Las principales asociaciones del sector defienden los accesos flexibles como una herramienta clave para integrar nueva demanda eléctrica y acelerar la transición energética.
Las principales asociaciones vinculadas al sector eléctrico y al almacenamiento energético en España han alcanzado un Acuerdo Marco para trasladar una posición común sobre la implantación de permisos de acceso flexible a la red de distribución eléctrica. La iniciativa se produce en el marco de la propuesta de Resolución que actualmente tramita la Comisión Nacional de los Mercados y la Competencia (CNMC).
El acuerdo ha sido suscrito por aelēc, ASEME, CIDE, AEPIBAL, ASEALEN y ENTRA, que consideran los accesos flexibles una herramienta esencial para facilitar nuevas conexiones en un contexto de creciente saturación de la red.
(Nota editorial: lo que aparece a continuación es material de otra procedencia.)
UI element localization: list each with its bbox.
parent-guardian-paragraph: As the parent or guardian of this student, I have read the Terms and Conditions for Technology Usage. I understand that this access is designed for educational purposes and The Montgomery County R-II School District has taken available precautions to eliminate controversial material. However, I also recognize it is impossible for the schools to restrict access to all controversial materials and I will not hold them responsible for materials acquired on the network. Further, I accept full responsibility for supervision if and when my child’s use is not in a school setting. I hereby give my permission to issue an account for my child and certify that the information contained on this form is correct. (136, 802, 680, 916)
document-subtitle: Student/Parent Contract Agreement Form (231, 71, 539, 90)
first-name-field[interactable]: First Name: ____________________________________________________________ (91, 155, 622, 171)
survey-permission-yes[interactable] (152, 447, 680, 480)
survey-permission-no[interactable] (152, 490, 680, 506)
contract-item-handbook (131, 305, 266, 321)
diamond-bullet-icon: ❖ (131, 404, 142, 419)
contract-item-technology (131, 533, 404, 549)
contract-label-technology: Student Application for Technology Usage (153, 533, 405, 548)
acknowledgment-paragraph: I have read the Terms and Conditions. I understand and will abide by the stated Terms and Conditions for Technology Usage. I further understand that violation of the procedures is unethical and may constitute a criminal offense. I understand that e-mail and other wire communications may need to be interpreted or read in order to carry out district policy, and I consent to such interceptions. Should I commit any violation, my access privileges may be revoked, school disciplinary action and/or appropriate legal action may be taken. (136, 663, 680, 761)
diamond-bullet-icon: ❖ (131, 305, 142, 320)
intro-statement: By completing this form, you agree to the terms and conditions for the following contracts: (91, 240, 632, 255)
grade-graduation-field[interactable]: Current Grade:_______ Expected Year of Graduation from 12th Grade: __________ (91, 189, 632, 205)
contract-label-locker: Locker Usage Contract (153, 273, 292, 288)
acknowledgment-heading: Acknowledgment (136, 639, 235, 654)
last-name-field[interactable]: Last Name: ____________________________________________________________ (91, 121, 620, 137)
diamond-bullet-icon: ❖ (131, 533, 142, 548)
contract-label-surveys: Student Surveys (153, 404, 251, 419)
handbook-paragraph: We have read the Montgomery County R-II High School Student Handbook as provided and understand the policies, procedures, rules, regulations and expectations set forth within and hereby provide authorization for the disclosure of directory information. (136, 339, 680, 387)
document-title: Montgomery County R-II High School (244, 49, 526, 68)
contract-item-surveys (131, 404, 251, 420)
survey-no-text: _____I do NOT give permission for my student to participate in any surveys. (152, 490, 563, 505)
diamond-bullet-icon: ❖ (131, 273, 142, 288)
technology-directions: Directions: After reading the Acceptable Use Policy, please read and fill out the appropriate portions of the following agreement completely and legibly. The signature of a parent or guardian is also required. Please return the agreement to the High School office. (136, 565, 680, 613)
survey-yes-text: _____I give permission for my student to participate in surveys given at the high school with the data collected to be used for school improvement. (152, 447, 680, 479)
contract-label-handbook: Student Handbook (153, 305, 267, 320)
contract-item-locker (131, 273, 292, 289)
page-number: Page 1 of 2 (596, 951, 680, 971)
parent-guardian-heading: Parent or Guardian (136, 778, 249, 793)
Las entidades alertan de que la rápida electrificación de la economía, junto al desarrollo de nuevos proyectos industriales y de almacenamiento energético, está provocando un fuerte incremento de la demanda de acceso a las redes de distribución. Ante este escenario, defienden que los permisos flexibles pueden convertirse en una solución eficaz para compatibilizar el crecimiento de la demanda con la capacidad disponible de la red eléctrica.
El Acuerdo Marco realiza una valoración positiva del avance regulatorio promovido por la CNMC, resultado del trabajo conjunto desarrollado durante los últimos años entre el regulador, los gestores de red y las asociaciones sectoriales. La propuesta regulatoria contempla tres tipos de permisos flexibles.
El primero, denominado tipo 0, corresponde a suministros limitados a determinadas franjas horarias, con desconexión automática en caso de incumplimiento del patrón establecido. El tipo 1 permite utilizar el punto de conexión con capacidad flexible, aunque el suministro puede ser interrumpido si el distribuidor detecta congestiones o incidencias en la red. Por último, el tipo 2 combina una parte de capacidad firme garantizada con otra flexible cuya disponibilidad depende de las condiciones operativas de la red de distribución.
No obstante, las asociaciones consideran necesario definir principios comunes que garanticen que estos permisos sean operativos para los distribuidores y, al mismo tiempo, atractivos y eficaces para integrar nueva demanda eléctrica. El acuerdo también destaca la conveniencia de establecer criterios homogéneos entre distribuidores y facilitar una implantación progresiva de los distintos modelos de acceso flexible.
Asimismo, las organizaciones firmantes consideran fundamental acelerar tanto el despliegue técnico como el desarrollo regulatorio de estas soluciones, reforzando la coordinación entre regulador, operadores de red y usuarios.
El documento concluye que los permisos de acceso flexible representan una pieza estratégica para compatibilizar el crecimiento de la demanda eléctrica con la planificación de las redes, favoreciendo tanto la competitividad industrial como el avance de la transición energética.